U.S. - Canada Softwood Lumber Agreement Update
The latest chapter in the ongoing softwood lumber trade dispute between the United States and Canada has taken another turn. A March 4th decision by the London Court of International Arbitration illustrates some very real problems with the United States’ support of its own domestic timber industry and workers, as well as problems with the defense of fair trade under agreements such as NAFTA. The London court found that Canada breached its commitments under the 2006 Softwood Lumber Agreement (SLA) by failing to properly apply export quotas into the United States. But the court also found that Canada’s additional failure to accurately calculate “surge volumes,” or exports exceeding the allowable quantity, did not violate the agreement.
The SLA was designed to protect America’s lumber industry against unfair imports of government-subsidized Canadian lumber. Yet, the fact that this central provision of the Agreement was disputed at all, and the court’s subsequent decision, undermines the limitations agreed to by both countries to stop an oversupply of subsidized Canadian softwood lumber from disrupting the U.S. market. And worse, the U.S. government seems to lack the power or the resolve to ensure compliance. The United States and Canada signed the Softwood Lumber Agreement in October of 2006 to end years of crossborder litigation over Canada’s government- subsidized softwood lumber trade practices. The Agreement was a system of quotas and tariffs to offset Canadian government subsidies of lumber shipped to the United States.
The Agreement was designed to apply restrictive measures to Canadian exports in down markets (such as the current U.S. lumber market) when Canada’s trading practices are the most harmful to the U.S. industry and workers. In balance, tariffs and quotas become less restrictive during strong markets. The Agreement is fair and benefits both countries, provided they commit to compliance. Regrettably, some Canadian interests are now focused on avoiding compliance by prospecting for loopholes in the Agreement, rather than honoring a commitment to the fundamental principles.

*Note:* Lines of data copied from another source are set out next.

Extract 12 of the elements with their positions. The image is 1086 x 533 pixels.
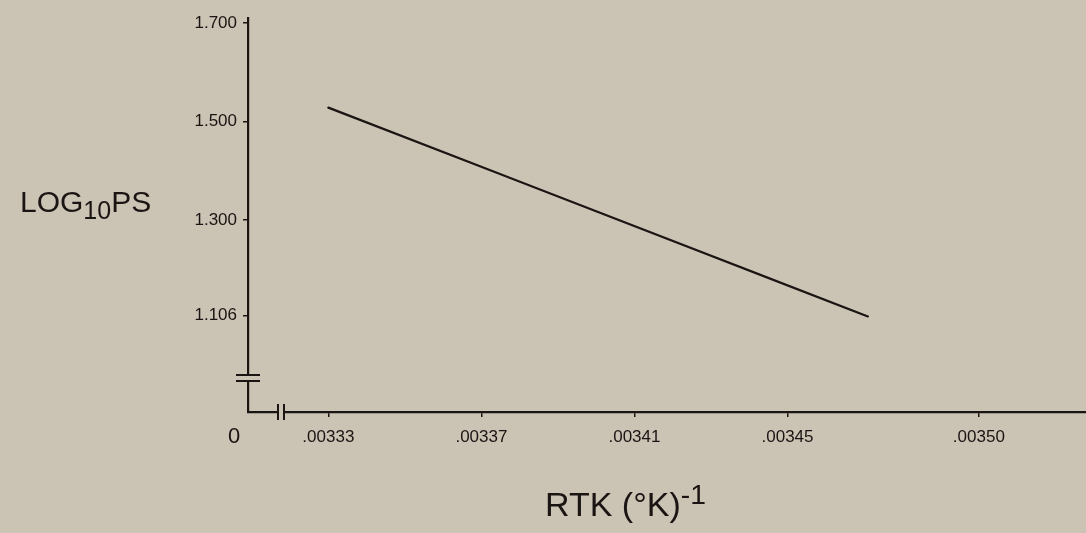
- y-tick-label: 1.500: [194, 111, 237, 131]
- x-tick-label: .00337: [455, 426, 508, 446]
- y-tick-label: 1.106: [194, 305, 237, 325]
- x-tick-label: .00333: [302, 426, 355, 446]
- y-tick-label: 1.700: [194, 12, 237, 32]
- x-axis-title: RTK (°K)$^{-1}$: [545, 478, 706, 525]
- x-tick-label: .00341: [608, 426, 661, 446]
- x-tick-label: .00350: [952, 426, 1005, 446]
- x-tick-label: .00345: [761, 426, 814, 446]
- text: 0: [227, 423, 241, 449]
- y-axis-title: LOG$_{10}$PS: [20, 185, 152, 225]
- y-tick-label: 1.300: [194, 209, 237, 229]
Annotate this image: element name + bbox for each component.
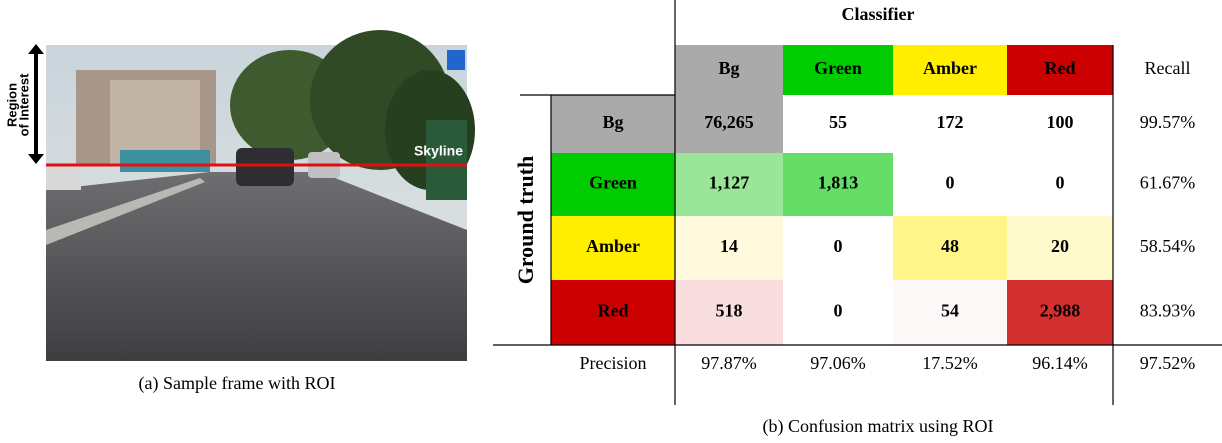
matrix-cell xyxy=(893,95,1007,153)
column-header-cell xyxy=(1007,45,1113,95)
sample-photo xyxy=(28,30,475,361)
recall-header: Recall xyxy=(1145,58,1191,78)
matrix-cell xyxy=(783,216,893,280)
column-header: Amber xyxy=(923,58,977,78)
cell-value: 2,988 xyxy=(1040,301,1081,321)
recall-value: 58.54% xyxy=(1140,236,1196,256)
row-header: Bg xyxy=(602,112,623,132)
column-header-cell xyxy=(675,45,783,95)
cell-value: 1,127 xyxy=(709,173,750,193)
row-header: Green xyxy=(589,173,637,193)
recall-value: 99.57% xyxy=(1140,112,1196,132)
column-header: Green xyxy=(814,58,862,78)
recall-value: 83.93% xyxy=(1140,301,1196,321)
cell-value: 76,265 xyxy=(704,112,754,132)
cell-value: 54 xyxy=(941,301,959,321)
matrix-cell xyxy=(783,153,893,216)
row-header-cell xyxy=(551,280,675,345)
caption: (a) Sample frame with ROI xyxy=(139,373,336,394)
matrix-cell xyxy=(783,280,893,345)
column-header: Red xyxy=(1045,58,1076,78)
row-header-cell xyxy=(551,95,675,153)
cell-value: 172 xyxy=(937,112,964,132)
cell-value: 20 xyxy=(1051,236,1069,256)
skyline-label: Skyline xyxy=(414,143,463,159)
overall-value: 97.52% xyxy=(1140,353,1196,373)
precision-value: 96.14% xyxy=(1032,353,1088,373)
matrix-cell xyxy=(783,95,893,153)
matrix-cell xyxy=(675,95,783,153)
cell-value: 48 xyxy=(941,236,959,256)
precision-value: 97.87% xyxy=(701,353,757,373)
row-header-cell xyxy=(551,216,675,280)
caption: (b) Confusion matrix using ROI xyxy=(763,416,994,437)
cell-value: 14 xyxy=(720,236,738,256)
cell-value: 55 xyxy=(829,112,847,132)
matrix-cell xyxy=(1007,95,1113,153)
cell-value: 0 xyxy=(1056,173,1065,193)
row-header-cell xyxy=(551,153,675,216)
matrix-cell xyxy=(675,153,783,216)
cell-value: 518 xyxy=(716,301,743,321)
matrix-cell xyxy=(893,280,1007,345)
cell-value: 0 xyxy=(834,301,843,321)
matrix-cell xyxy=(1007,216,1113,280)
cell-value: 0 xyxy=(946,173,955,193)
roi-label-line: of Interest xyxy=(16,73,31,137)
column-header-cell xyxy=(893,45,1007,95)
matrix-cell xyxy=(1007,153,1113,216)
matrix-cell xyxy=(893,216,1007,280)
precision-value: 17.52% xyxy=(922,353,978,373)
matrix-cell xyxy=(893,153,1007,216)
ground-truth-header: Ground truth xyxy=(513,156,538,285)
precision-value: 97.06% xyxy=(810,353,866,373)
matrix-cell xyxy=(675,216,783,280)
classifier-header: Classifier xyxy=(842,4,915,24)
matrix-cell xyxy=(1007,280,1113,345)
roi-label-line: Region xyxy=(4,83,19,127)
matrix-cell xyxy=(675,280,783,345)
column-header-cell xyxy=(783,45,893,95)
row-header: Red xyxy=(598,301,629,321)
column-header: Bg xyxy=(718,58,739,78)
precision-header: Precision xyxy=(580,353,647,373)
confusion-matrix: Bg Green Amber Red Recall Bg 76,265 55 172 100 99.… xyxy=(493,0,1222,405)
cell-value: 1,813 xyxy=(818,173,859,193)
cell-value: 100 xyxy=(1047,112,1074,132)
recall-value: 61.67% xyxy=(1140,173,1196,193)
row-header: Amber xyxy=(586,236,640,256)
cell-value: 0 xyxy=(834,236,843,256)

At the heart of the most recent dispute is Canadian evasion of the socalled “surge” provision. This provision requires Canada to impose additional taxes in falling markets to deter large shipments. Contrary to the intent of the Agreement, some in Canada now claim the “surge” triggers should be less restrictive in western provinces than in the rest of Canada, arguing a technicality of the Agreement language. As a result, large British Columbia and Alberta producers over-shipped the falling market and evaded paying roughly $89 million in surge taxes. These actions accelerated the steep lumber market decline of the past year and added to U.S. sawmill closures and curtailments.

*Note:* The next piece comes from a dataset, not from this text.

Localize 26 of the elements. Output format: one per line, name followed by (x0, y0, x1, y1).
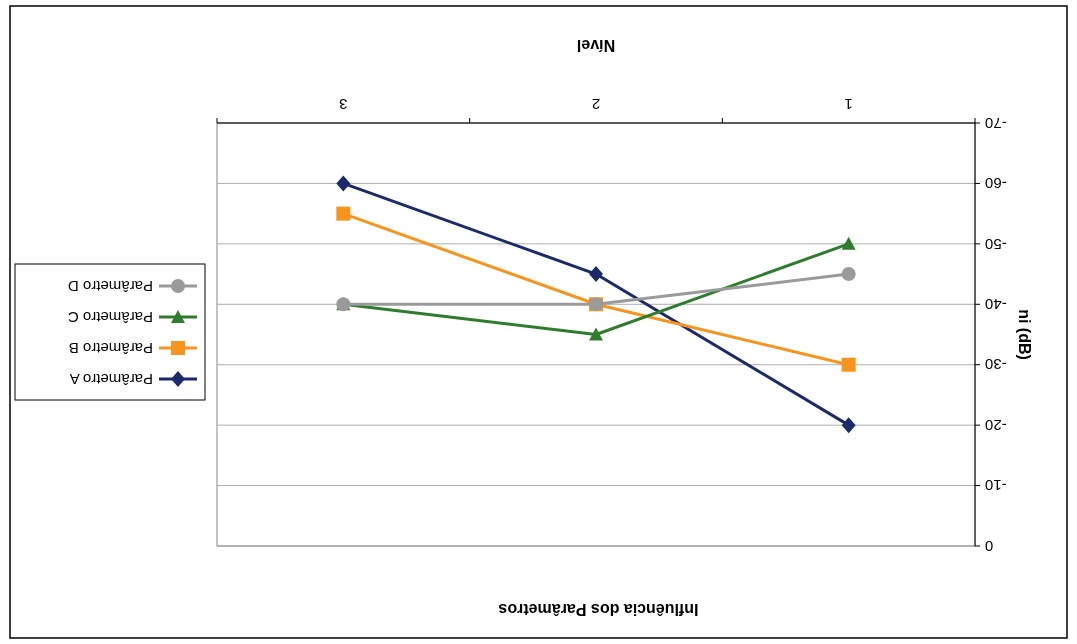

Now the London court has rewarded that behavior, jeopardizing the balance of the entire Agreement. This fundamental building block of the Agreement should not have been part of any arbitration proceeding at all. Yes, the actual Agreement language is complicated and open to some different interpretations. Yet officials in both U.S. and Canadian governments who negotiated this pact know what it intended to accomplish and how it was to be applied. BOTH countries should have quickly rejected this attack on the Agreement fundamentals without lengthy and costly arbitration. Sadly, they did not. In a way, Canada’s association with their domestic timber industry is admirable.

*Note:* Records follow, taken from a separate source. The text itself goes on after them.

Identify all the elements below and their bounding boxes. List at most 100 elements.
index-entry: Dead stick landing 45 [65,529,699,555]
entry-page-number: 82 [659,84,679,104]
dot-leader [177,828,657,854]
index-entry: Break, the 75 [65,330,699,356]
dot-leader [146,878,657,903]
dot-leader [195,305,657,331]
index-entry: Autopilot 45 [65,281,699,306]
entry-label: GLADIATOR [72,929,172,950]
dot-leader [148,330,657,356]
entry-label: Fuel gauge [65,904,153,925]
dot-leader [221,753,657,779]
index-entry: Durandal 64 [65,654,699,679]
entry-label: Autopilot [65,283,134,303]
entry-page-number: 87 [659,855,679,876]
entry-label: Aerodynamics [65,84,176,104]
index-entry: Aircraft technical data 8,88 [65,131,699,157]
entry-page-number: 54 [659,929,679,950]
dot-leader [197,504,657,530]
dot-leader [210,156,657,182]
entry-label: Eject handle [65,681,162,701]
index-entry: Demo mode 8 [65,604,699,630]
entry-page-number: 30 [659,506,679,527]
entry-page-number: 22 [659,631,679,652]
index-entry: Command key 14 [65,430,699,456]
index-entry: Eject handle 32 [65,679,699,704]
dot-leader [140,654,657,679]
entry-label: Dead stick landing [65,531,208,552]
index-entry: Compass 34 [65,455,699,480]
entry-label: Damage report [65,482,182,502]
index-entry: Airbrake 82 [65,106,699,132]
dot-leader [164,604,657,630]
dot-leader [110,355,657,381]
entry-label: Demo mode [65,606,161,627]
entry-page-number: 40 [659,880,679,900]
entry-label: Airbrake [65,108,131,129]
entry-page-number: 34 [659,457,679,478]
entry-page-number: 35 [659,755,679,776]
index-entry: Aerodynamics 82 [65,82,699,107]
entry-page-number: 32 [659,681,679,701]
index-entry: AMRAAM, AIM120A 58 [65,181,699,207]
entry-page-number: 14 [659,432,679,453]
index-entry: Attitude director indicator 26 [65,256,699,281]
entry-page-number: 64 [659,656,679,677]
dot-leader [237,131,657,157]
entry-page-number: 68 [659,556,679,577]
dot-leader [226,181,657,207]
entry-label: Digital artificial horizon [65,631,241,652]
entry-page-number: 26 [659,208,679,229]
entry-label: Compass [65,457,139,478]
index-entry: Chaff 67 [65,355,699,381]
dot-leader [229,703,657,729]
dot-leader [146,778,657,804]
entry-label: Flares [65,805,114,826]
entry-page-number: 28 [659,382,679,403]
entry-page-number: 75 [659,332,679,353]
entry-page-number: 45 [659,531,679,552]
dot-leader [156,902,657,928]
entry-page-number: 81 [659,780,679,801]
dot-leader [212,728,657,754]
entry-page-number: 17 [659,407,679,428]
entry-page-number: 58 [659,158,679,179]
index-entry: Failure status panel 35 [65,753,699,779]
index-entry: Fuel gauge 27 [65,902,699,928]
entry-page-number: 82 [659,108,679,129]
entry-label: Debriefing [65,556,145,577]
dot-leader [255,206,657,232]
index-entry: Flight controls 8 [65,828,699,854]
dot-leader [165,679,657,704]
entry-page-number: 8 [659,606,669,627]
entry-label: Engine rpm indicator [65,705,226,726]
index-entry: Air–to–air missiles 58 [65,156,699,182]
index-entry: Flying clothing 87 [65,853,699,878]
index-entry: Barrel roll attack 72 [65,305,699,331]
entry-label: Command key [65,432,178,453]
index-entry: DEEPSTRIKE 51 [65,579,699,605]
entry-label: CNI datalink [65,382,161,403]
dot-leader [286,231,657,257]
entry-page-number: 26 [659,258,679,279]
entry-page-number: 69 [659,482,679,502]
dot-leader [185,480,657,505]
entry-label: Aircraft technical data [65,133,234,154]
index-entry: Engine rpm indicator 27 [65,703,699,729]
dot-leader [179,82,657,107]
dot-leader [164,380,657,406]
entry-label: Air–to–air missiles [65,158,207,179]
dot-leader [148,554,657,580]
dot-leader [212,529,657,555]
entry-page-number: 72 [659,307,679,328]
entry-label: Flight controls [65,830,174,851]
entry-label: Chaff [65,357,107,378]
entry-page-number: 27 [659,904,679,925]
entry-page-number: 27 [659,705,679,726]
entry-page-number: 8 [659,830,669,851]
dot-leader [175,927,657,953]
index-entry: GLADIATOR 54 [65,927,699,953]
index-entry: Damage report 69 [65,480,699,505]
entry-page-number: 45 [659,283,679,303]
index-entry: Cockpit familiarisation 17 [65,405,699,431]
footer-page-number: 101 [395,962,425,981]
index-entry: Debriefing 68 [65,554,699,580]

Excellent cooperation exists between industry and government, which results in forest management and job creation. This is a winning formula in the increasingly globalized world economy. It is also an important lesson for the United Stateswe desperately need to evolve better partnerships between our government and our forest industries, rather than the adversarial relationships of today. However, this excellent Canadian business/government model does not excuse unfair trade subsidies for Canadian industry. Nor does it excuse bad faith in implementation of the 2006 Softwood Lumber Agreement. The real issue with Canadian lumber and the depressed U.S. market is a fundamental problem with the North American Free Trade Agreement (NAFTA). Well-crafted trade agreements should promote trade. These agreements should also end disputes, not create them. NAFTA, particularly its provisions which encourage disputes from our trading partners, needs to be re-examined. U.S. trade policy and formal trade agreements should reflect zero tolerance for dumping, unfair subsidies, and substandard labor and environmental practices from our trading partners. Only upon such a foundation can fair and free trade be established. Meanwhile, both Canadian and U.S. governments need to fully commit to good faith compliance with the Softwood Lumber Agreement.
Canada should recognize that the path to long-term success is to fully honor the commitments made to their U.S. trading partners in signing the SLA. Stabilizing and strengthening lumber markets is critical to both national economies and can only be accomplished by implementing this Agreement as it was intended. The U.S. government should take the added step of requiring that all softwood lumber entering the United States from Canada be formally certified by Canadian shippers as complying with the terms of the SLA. This straightforward accountability measure will demonstrate Canadian dedication to compliance with the agreement and will provide clear audit trails to quickly control any new evasions.
U.S. companies and workers deserve to get what they bargained for in the tough negotiations with Canada. The U.S-Canada Softwood Lumber Agreement can provide a more level playing field against subsidized Canadian lumber and serve as a lasting alternative to renewed trade litigation as long as all parties honor their commitments under the Agreement. James Riley is President and CEO of Intermountain Forest Association as well as a member of the Executive Committee for the Coalition for Fair Lumber Imports.